Budget is set aside for experimentation, user engagement/customer discovery is made a priority, data reviews are scheduled every quarter, new performance metrics come about and stakeholders get much better visibility into decision making. 

Two years later the program hits all time highs for user engagement, adoption and satisfaction. Jack is now clearly established as the leader for the program. One simple experiment brings about a 25% increase in conversion just by itself, and there are many experiments running in parallel with lots of value to be unlocked. Inter-group friction and resource contention is still an issue but data-review meetings and validation for decisions provide leaders the visibility they so desperately need. 

Now it’s not everyday that we get to see a black and white win like this for our clients.
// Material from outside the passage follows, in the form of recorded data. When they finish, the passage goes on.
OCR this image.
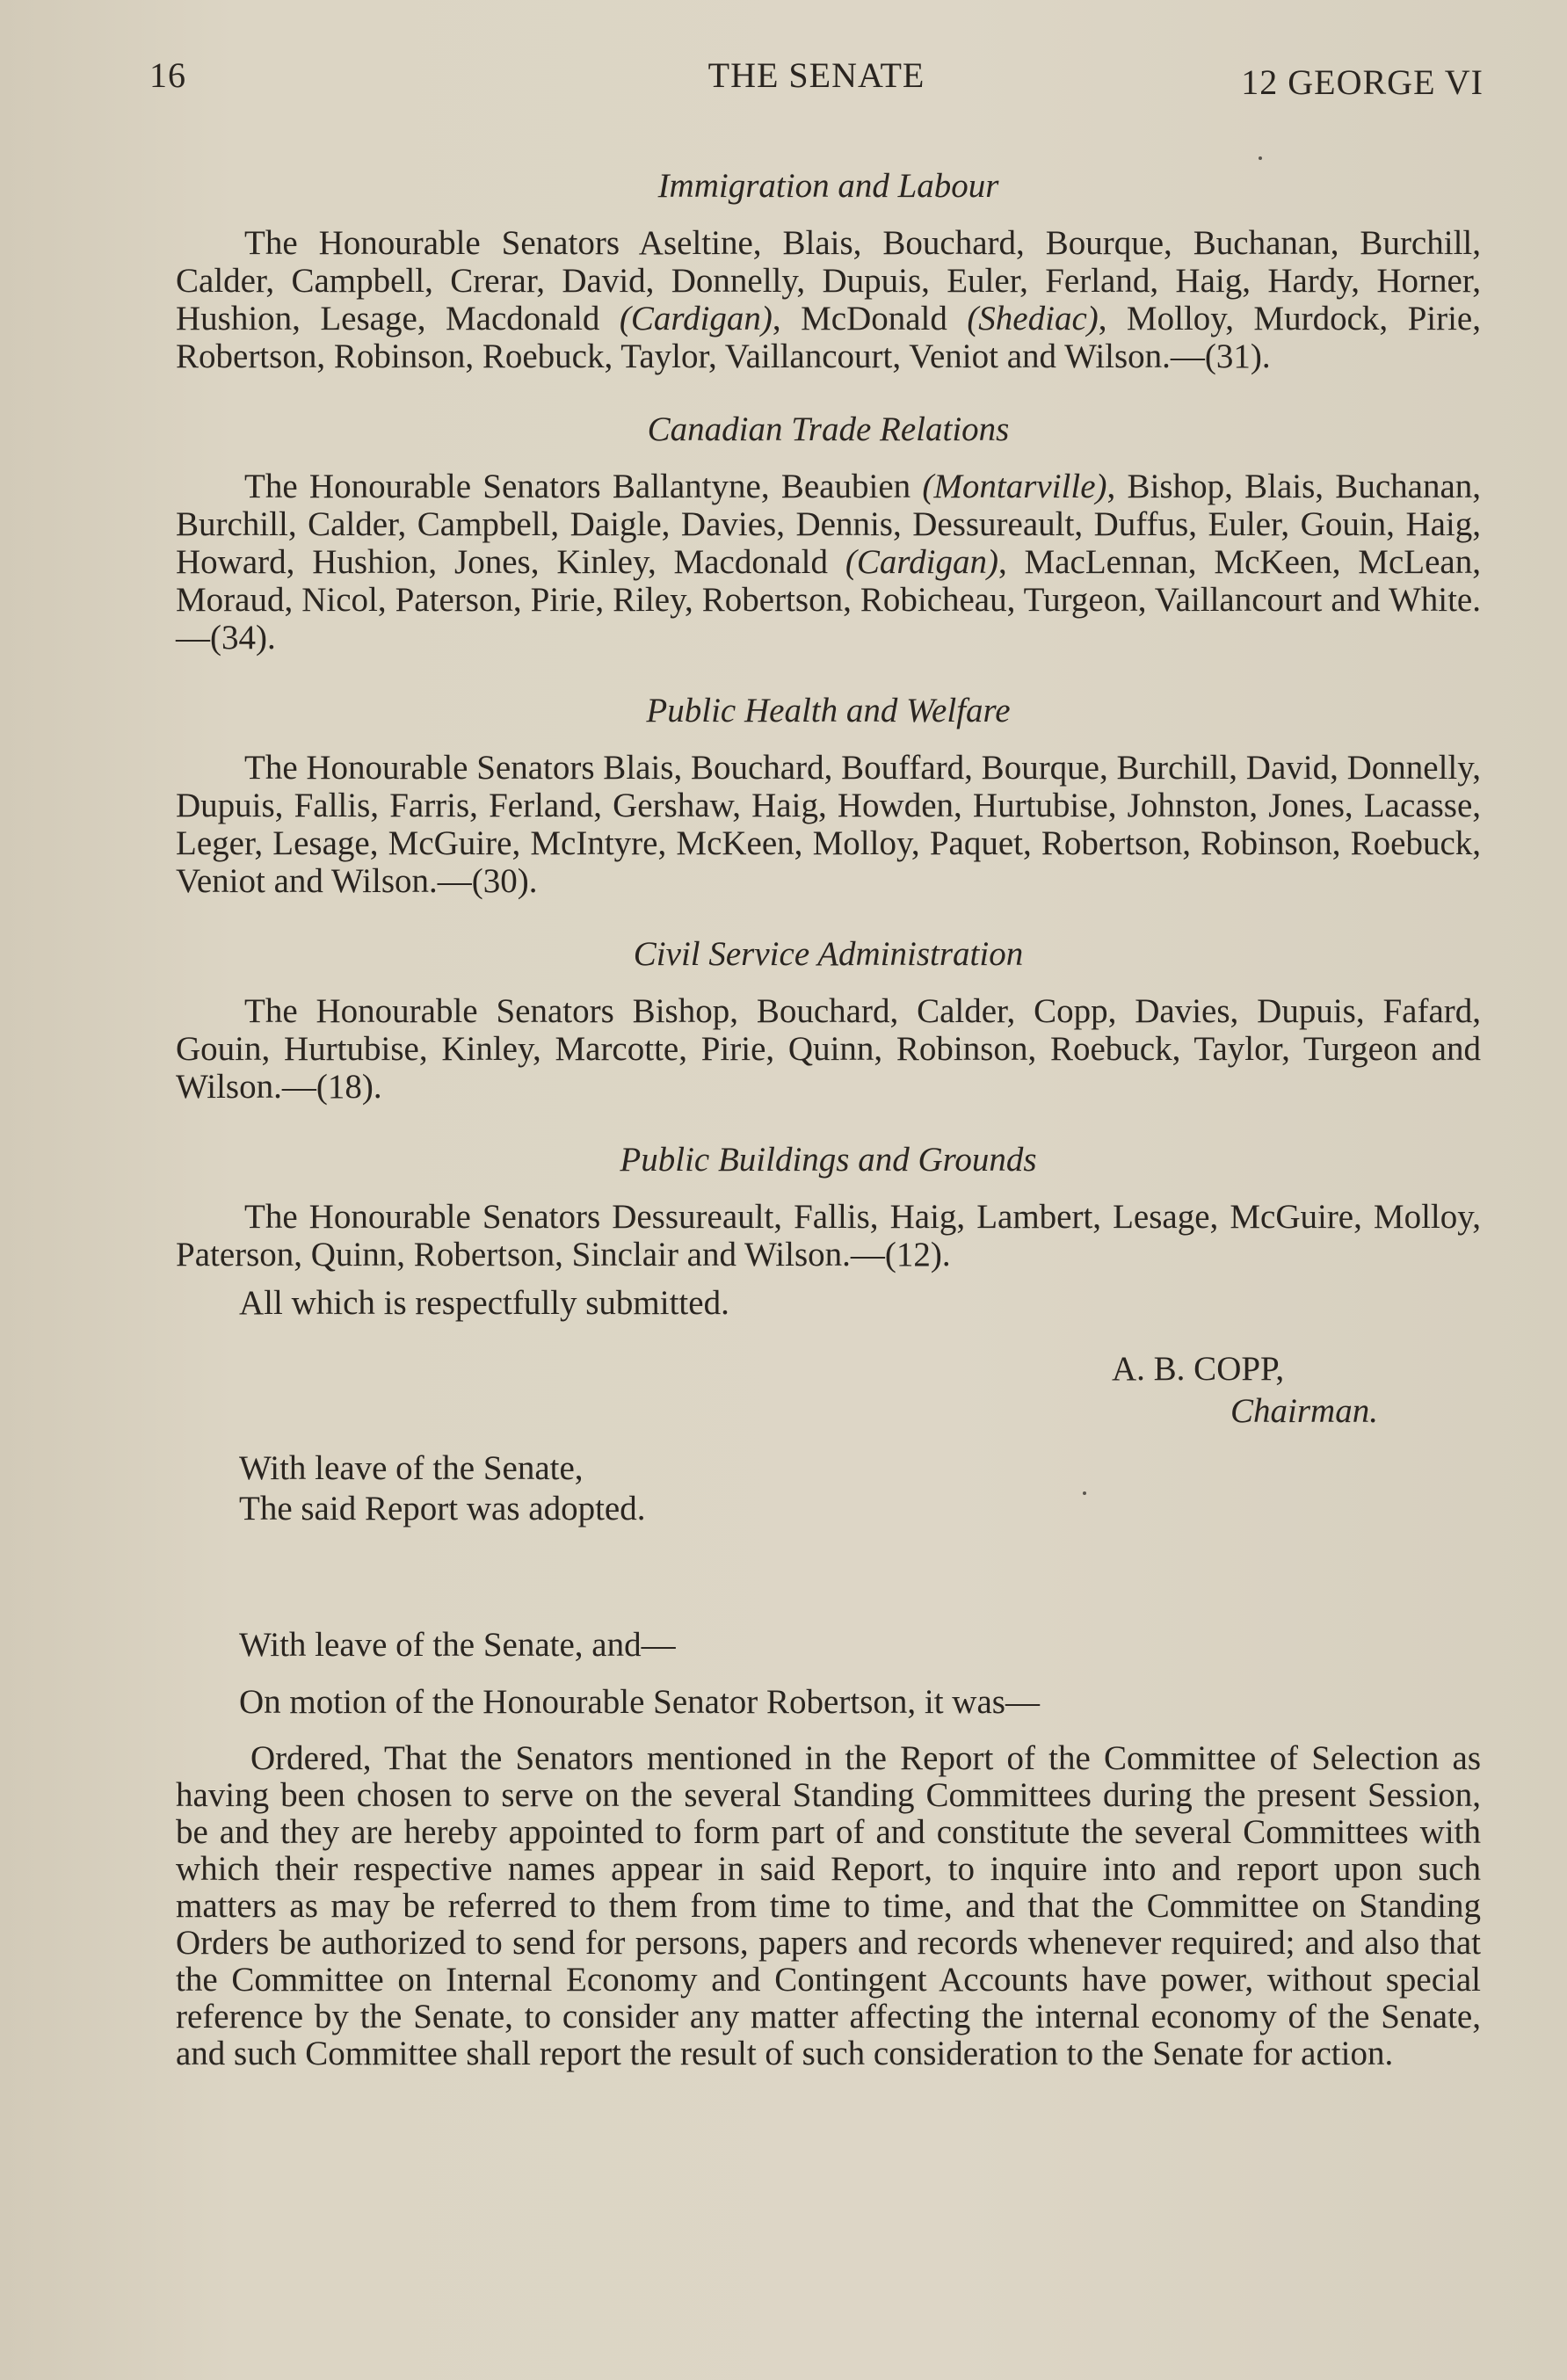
16	THE SENATE	12 GEORGE VI
Immigration and Labour
The Honourable Senators Aseltine, Blais, Bouchard, Bourque, Buchanan, Burchill, Calder, Campbell, Crerar, David, Donnelly, Dupuis, Euler, Ferland, Haig, Hardy, Horner, Hushion, Lesage, Macdonald (Cardigan), McDonald (Shediac), Molloy, Murdock, Pirie, Robertson, Robinson, Roebuck, Taylor, Vaillancourt, Veniot and Wilson.—(31).
Canadian Trade Relations
The Honourable Senators Ballantyne, Beaubien (Montarville), Bishop, Blais, Buchanan, Burchill, Calder, Campbell, Daigle, Davies, Dennis, Dessureault, Duffus, Euler, Gouin, Haig, Howard, Hushion, Jones, Kinley, Macdonald (Cardigan), MacLennan, McKeen, McLean, Moraud, Nicol, Paterson, Pirie, Riley, Robertson, Robicheau, Turgeon, Vaillancourt and White.—(34).
Public Health and Welfare
The Honourable Senators Blais, Bouchard, Bouffard, Bourque, Burchill, David, Donnelly, Dupuis, Fallis, Farris, Ferland, Gershaw, Haig, Howden, Hurtubise, Johnston, Jones, Lacasse, Leger, Lesage, McGuire, McIntyre, McKeen, Molloy, Paquet, Robertson, Robinson, Roebuck, Veniot and Wilson.—(30).
Civil Service Administration
The Honourable Senators Bishop, Bouchard, Calder, Copp, Davies, Dupuis, Fafard, Gouin, Hurtubise, Kinley, Marcotte, Pirie, Quinn, Robinson, Roebuck, Taylor, Turgeon and Wilson.—(18).
Public Buildings and Grounds
The Honourable Senators Dessureault, Fallis, Haig, Lambert, Lesage, McGuire, Molloy, Paterson, Quinn, Robertson, Sinclair and Wilson.—(12).
All which is respectfully submitted.
A. B. COPP,
Chairman.
With leave of the Senate,
The said Report was adopted.
With leave of the Senate, and—
On motion of the Honourable Senator Robertson, it was—
Ordered, That the Senators mentioned in the Report of the Committee of Selection as having been chosen to serve on the several Standing Committees during the present Session, be and they are hereby appointed to form part of and constitute the several Committees with which their respective names appear in said Report, to inquire into and report upon such matters as may be referred to them from time to time, and that the Committee on Standing Orders be authorized to send for persons, papers and records whenever required; and also that the Committee on Internal Economy and Contingent Accounts have power, without special reference by the Senate, to consider any matter affecting the internal economy of the Senate, and such Committee shall report the result of such consideration to the Senate for action.
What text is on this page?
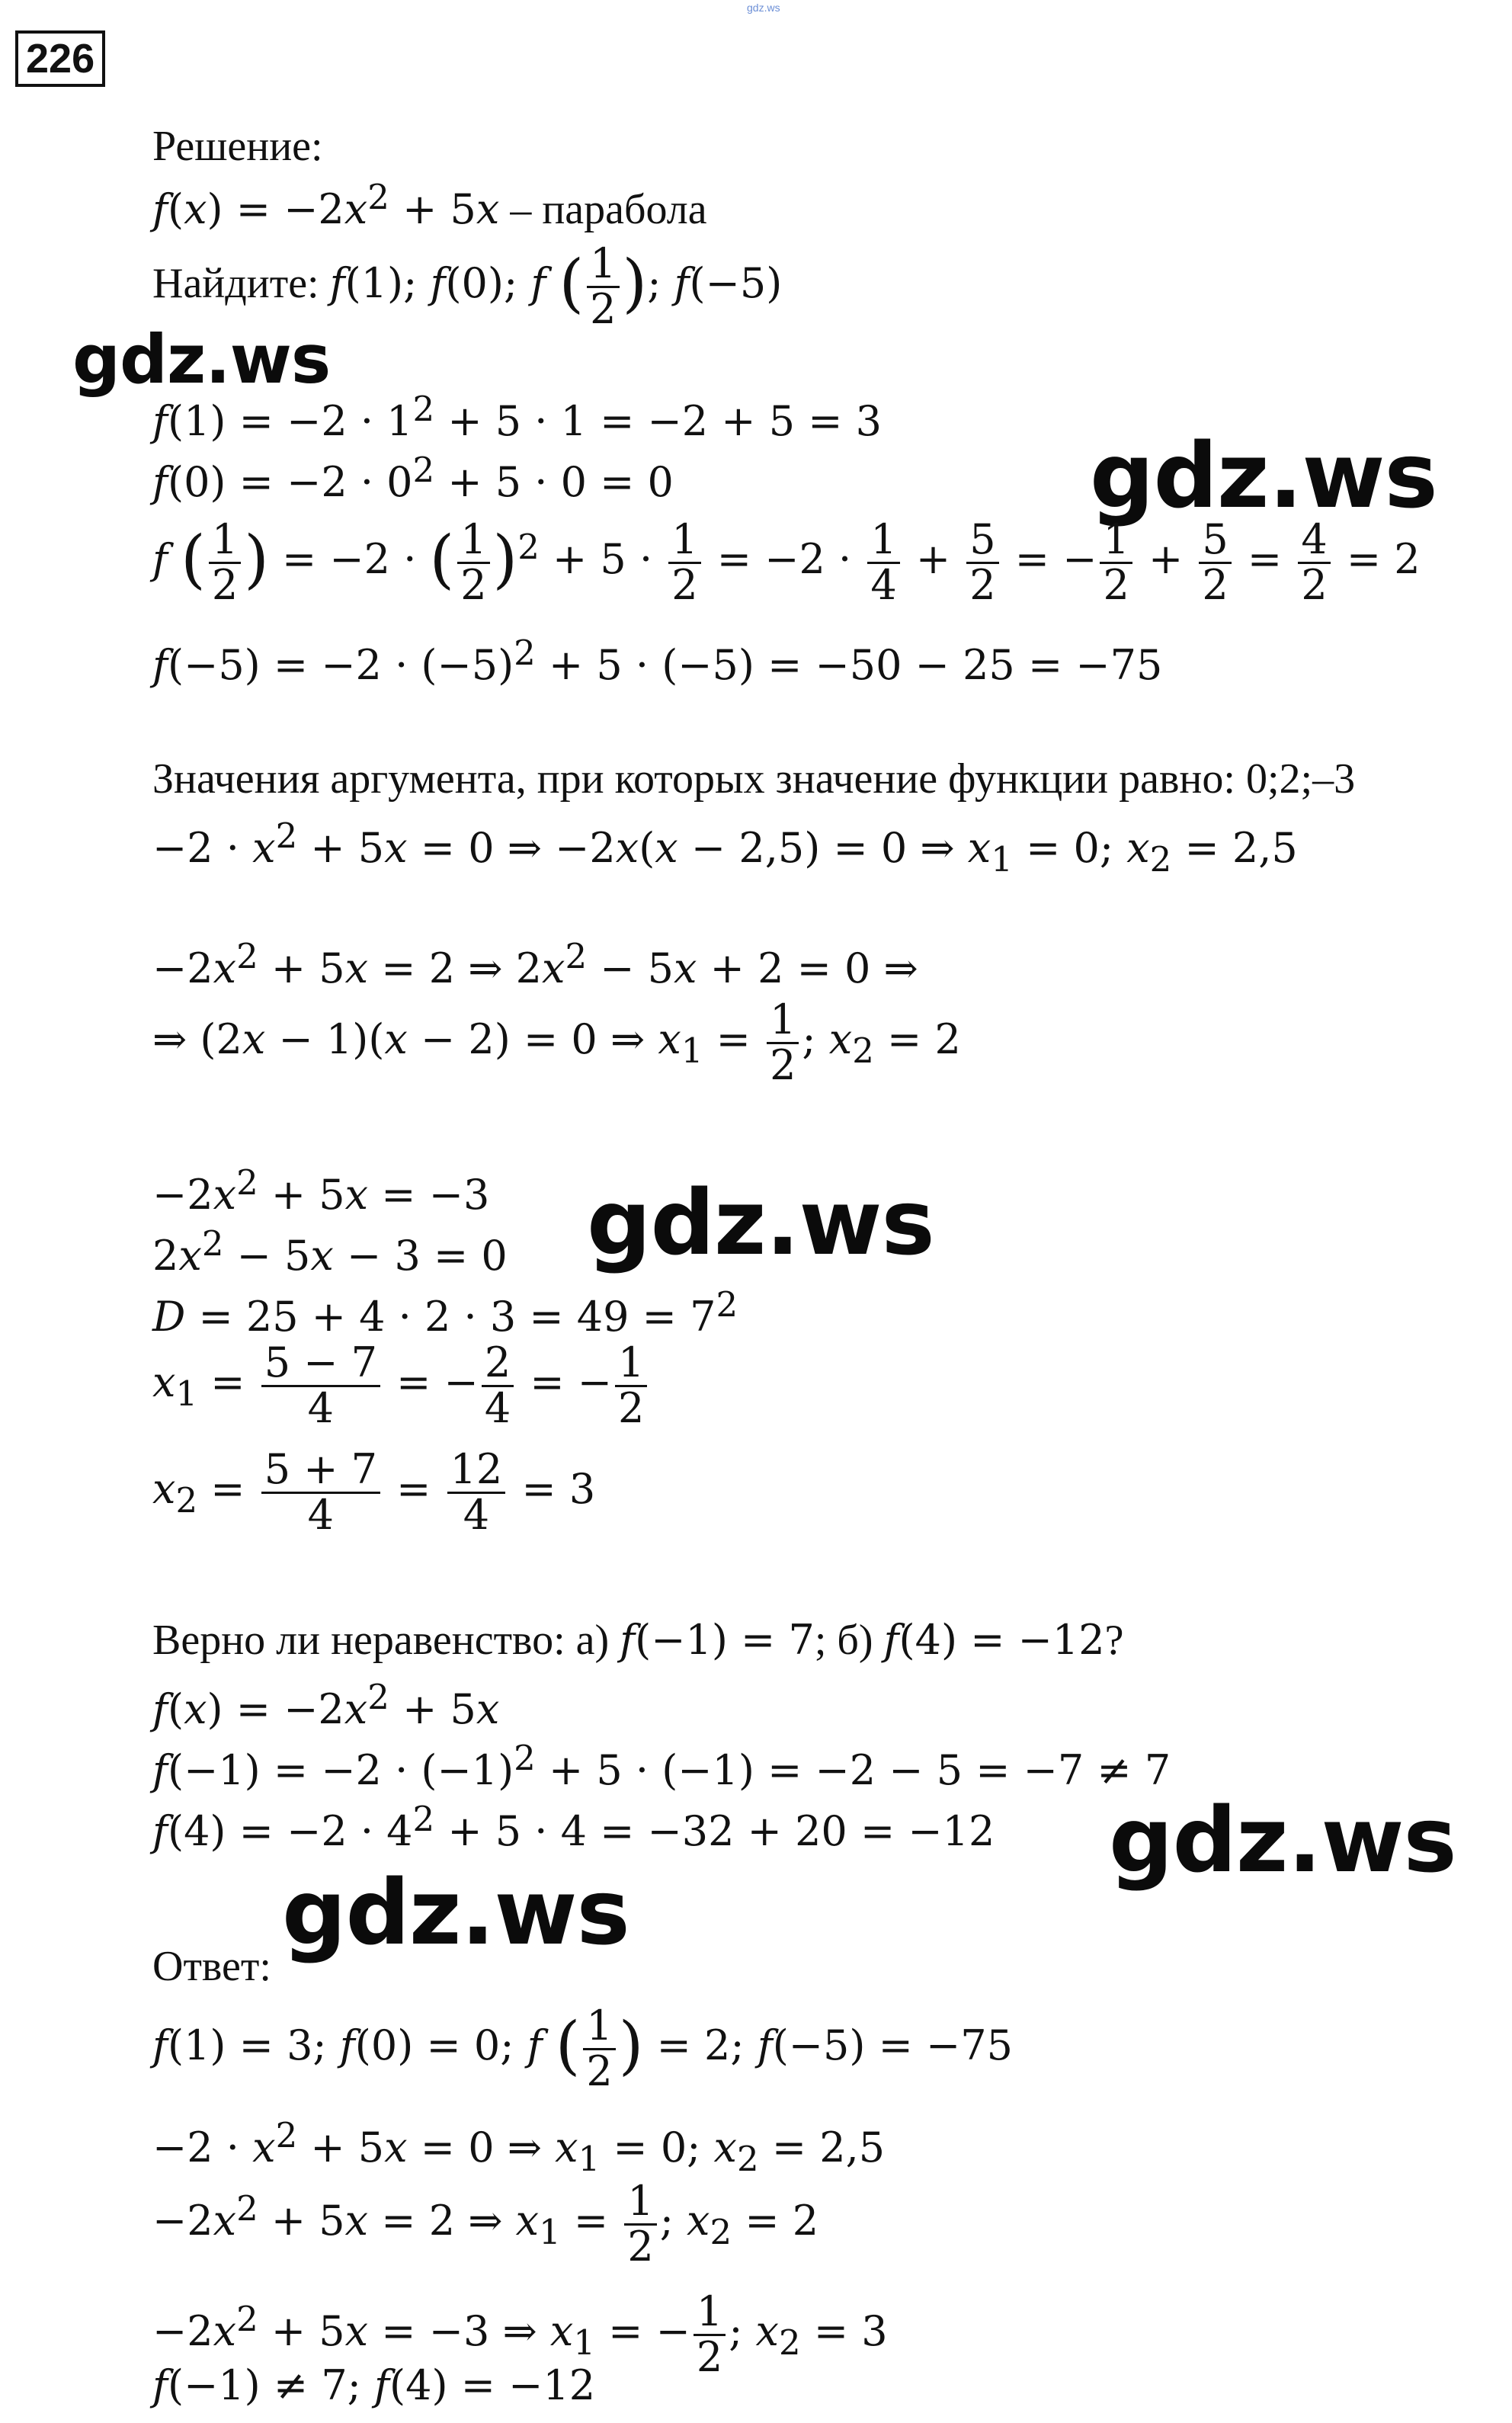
gdz.ws
226
Решение:
$f(x) = -2x^2 + 5x$ – парабола
Найдите: f(1); f(0); f ( $\frac{1}{2}$ ); f(−5)
gdz.ws
$f(1) = -2 \cdot 1^2 + 5 \cdot 1 = -2 + 5 = 3$
$f(0) = -2 \cdot 0^2 + 5 \cdot 0 = 0$	gdz.ws
f ( $\frac{1}{2}$ ) = −2 · ( $\frac{1}{2} )^2 + 5 \cdot \frac{1}{2} = -2 \cdot \frac{1}{4} + \frac{5}{2}$ = − $\frac{1}{2} + \frac{5}{2} = \frac{4}{2} = 2$
$f(-5) = -2 \cdot (-5)^2 + 5 \cdot (-5) = -50 - 25 = -75$
Значения аргумента, при которых значение функции равно: 0;2;–3
$-2 \cdot x^2 + 5x = 0$ ⇒ −2x(x − 2,5) = 0 ⇒ $x_1 = 0$; $x_2 = 2,5$
$-2x^2 + 5x = 2$ ⇒ $2x^2 - 5x + 2 = 0$ ⇒
⇒ (2x − 1)(x − 2) = 0 ⇒ $x_1 = \frac{1}{2}$ ; $x_2 = 2$
$-2x^2 + 5x = -3$
$2x^2 - 5x - 3 = 0$ gdz.ws
$D = 25 + 4 \cdot 2 \cdot 3 = 49 = 7^2$
$x_1 = \frac{5 - 7}{4}$ = − $\frac{2}{4}$ = − $\frac{1}{2}$
$x_2 = \frac{5 + 7}{4} = \frac{12}{4} = 3$
Верно ли неравенство: а) f(−1) = 7; б) f(4) = −12?
$f(x) = -2x^2 + 5x$
$f(-1) = -2 \cdot (-1)^2 + 5 \cdot (-1) = -2 - 5 = -7 \ne 7$
$f(4) = -2 \cdot 4^2 + 5 \cdot 4 = -32 + 20 = -12$ gdz.ws
gdz.ws
Ответ:
f(1) = 3; f(0) = 0; f ( $\frac{1}{2}$ ) = 2; f(−5) = −75
$-2 \cdot x^2 + 5x = 0$ ⇒ $x_1 = 0$; $x_2 = 2,5$
$-2x^2 + 5x = 2$ ⇒ $x_1 = \frac{1}{2}$ ; $x_2 = 2$
$-2x^2 + 5x = -3$ ⇒ $x_1$ = − $\frac{1}{2}$ ; $x_2 = 3$
f(−1) ≠ 7; f(4) = −12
Executive decisions and outcomes often take years to reveal whether they were insightful or insipid. Leaders have it hard. If it doesn’t work, it’s your fault. And if it works, it’s often dismissed as an obvious decision. In fact, even in this situation it took years of wandering unknown deserts to gradually realize that the desert was, in fact, full of resources. 

What I learned from this was at the end of the day, the root problem is rarely software understanding or resource contention or other symptoms. 

It was about collaboration and trust building. Decisions made without explanation or visibility cannot engender trust. Without the data to complete the feedback loop – from idea, to prioritization, to delivery, to outcome – decisions will appear to be biased and trust will be lost. 

Hope that helps you on your journey, godspeed!